Before we build our predictive model, we will split the sample into a training set and a test set. Usually I use 80 - 20 split. As our sample size is pretty large, this split is reasonable. We will build our model using training data and then evaluate its out-of-sample performance on the test data.

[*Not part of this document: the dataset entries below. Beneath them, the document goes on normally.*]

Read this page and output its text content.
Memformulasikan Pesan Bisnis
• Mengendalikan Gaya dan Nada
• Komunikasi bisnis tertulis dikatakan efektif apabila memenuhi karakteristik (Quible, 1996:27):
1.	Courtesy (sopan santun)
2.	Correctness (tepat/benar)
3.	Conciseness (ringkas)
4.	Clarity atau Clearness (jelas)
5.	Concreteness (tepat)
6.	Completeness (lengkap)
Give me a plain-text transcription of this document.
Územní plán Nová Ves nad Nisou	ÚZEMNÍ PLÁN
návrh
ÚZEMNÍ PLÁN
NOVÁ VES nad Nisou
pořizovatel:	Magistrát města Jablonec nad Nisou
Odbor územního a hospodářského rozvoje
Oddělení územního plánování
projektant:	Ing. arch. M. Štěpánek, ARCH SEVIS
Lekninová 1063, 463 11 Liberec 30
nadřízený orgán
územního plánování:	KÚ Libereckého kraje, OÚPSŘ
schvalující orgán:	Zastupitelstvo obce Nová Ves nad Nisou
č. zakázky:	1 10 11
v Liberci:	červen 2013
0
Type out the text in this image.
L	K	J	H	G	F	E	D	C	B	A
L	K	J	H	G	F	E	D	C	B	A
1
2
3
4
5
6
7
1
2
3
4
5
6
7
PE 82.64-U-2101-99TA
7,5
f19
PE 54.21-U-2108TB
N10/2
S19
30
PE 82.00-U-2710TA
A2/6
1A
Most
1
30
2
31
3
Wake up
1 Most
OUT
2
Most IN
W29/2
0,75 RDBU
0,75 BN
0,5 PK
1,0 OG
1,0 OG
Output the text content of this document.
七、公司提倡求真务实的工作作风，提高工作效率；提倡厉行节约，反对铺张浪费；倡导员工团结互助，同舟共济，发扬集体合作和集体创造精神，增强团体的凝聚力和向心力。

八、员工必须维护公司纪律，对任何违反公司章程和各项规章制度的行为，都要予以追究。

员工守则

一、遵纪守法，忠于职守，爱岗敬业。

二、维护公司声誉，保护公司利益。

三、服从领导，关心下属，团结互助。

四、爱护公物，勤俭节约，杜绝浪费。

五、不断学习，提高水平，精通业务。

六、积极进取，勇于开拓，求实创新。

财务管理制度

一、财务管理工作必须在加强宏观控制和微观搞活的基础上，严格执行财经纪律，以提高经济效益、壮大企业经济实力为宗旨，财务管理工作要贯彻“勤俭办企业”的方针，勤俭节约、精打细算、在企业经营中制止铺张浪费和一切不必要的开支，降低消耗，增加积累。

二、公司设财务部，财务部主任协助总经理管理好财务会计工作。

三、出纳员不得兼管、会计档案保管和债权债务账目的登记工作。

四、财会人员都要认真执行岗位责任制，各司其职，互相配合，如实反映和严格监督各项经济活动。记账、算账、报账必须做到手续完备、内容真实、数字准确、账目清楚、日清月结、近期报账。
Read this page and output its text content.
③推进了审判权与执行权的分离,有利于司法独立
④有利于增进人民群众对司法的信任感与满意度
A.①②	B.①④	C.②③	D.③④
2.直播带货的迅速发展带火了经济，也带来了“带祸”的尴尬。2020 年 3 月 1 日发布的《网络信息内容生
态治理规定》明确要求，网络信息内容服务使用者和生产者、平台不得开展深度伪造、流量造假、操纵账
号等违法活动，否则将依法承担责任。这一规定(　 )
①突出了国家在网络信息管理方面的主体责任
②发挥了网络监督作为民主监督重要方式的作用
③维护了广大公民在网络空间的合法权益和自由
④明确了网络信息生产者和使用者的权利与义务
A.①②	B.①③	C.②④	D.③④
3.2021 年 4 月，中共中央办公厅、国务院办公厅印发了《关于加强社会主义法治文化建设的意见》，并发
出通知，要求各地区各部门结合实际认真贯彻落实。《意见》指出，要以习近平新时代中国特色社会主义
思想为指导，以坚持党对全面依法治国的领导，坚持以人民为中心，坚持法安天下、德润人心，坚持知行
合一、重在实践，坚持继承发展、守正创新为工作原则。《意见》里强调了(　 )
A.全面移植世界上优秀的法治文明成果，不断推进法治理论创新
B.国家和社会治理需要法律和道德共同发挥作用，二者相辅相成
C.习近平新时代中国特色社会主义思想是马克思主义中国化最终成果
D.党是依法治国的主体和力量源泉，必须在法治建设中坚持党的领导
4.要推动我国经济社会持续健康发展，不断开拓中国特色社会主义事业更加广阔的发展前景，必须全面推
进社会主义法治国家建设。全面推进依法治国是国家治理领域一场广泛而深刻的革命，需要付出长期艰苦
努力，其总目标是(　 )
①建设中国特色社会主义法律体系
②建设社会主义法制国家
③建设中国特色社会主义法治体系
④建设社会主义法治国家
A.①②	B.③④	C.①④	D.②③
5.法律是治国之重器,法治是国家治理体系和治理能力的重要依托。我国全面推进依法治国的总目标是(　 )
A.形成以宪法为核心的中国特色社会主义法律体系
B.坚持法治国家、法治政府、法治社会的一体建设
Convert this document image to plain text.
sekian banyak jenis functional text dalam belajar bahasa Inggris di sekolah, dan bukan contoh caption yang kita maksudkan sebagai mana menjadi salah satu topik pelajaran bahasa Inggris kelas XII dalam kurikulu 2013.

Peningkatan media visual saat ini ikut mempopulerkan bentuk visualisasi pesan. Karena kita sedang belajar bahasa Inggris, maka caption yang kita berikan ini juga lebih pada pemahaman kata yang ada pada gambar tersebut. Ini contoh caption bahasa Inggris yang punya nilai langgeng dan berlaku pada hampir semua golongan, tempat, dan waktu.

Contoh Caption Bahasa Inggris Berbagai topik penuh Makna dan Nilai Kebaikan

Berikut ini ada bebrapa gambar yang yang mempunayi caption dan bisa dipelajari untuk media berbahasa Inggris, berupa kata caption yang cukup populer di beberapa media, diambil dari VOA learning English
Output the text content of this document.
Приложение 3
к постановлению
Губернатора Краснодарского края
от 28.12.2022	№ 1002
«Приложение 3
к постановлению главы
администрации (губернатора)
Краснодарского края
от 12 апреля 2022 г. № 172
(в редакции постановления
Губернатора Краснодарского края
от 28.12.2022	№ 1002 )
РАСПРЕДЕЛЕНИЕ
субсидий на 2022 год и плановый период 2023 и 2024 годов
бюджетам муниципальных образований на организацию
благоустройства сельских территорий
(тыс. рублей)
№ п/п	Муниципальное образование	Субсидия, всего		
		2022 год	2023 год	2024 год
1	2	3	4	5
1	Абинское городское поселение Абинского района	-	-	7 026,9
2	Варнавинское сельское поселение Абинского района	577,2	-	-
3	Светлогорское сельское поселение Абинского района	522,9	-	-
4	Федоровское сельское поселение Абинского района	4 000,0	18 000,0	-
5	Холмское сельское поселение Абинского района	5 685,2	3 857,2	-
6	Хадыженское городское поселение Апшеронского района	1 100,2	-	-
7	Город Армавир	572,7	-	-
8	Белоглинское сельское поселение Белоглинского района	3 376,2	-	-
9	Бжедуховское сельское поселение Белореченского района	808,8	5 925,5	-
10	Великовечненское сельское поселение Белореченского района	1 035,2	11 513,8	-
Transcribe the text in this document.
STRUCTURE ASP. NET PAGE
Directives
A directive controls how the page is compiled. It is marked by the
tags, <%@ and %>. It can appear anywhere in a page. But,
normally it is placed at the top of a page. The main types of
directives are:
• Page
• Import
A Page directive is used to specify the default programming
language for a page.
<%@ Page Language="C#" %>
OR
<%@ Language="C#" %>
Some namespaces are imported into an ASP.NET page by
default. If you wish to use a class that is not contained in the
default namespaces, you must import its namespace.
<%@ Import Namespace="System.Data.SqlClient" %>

For this we will use caret’s createDataPartition() function. This function takes a factor as input along with the percentage of split. In our case, we want to split the data in training and testing sets but we want to make sure that the proportion of Yes and No for CarInsurance remains the same in the two splits. The output of this function is a numeric vector with values corresponding to the row numbers that we want to keep in the training set. Obviously, the test set has all the rows which are discarded by createDataPartition().

# Create a vector with row numbers corresponding to the training data

index <- caret::createDataPartition(dt4$CarInsurance, 
                             p = 0.8, 
                             list = FALSE) # caret returns a list by default.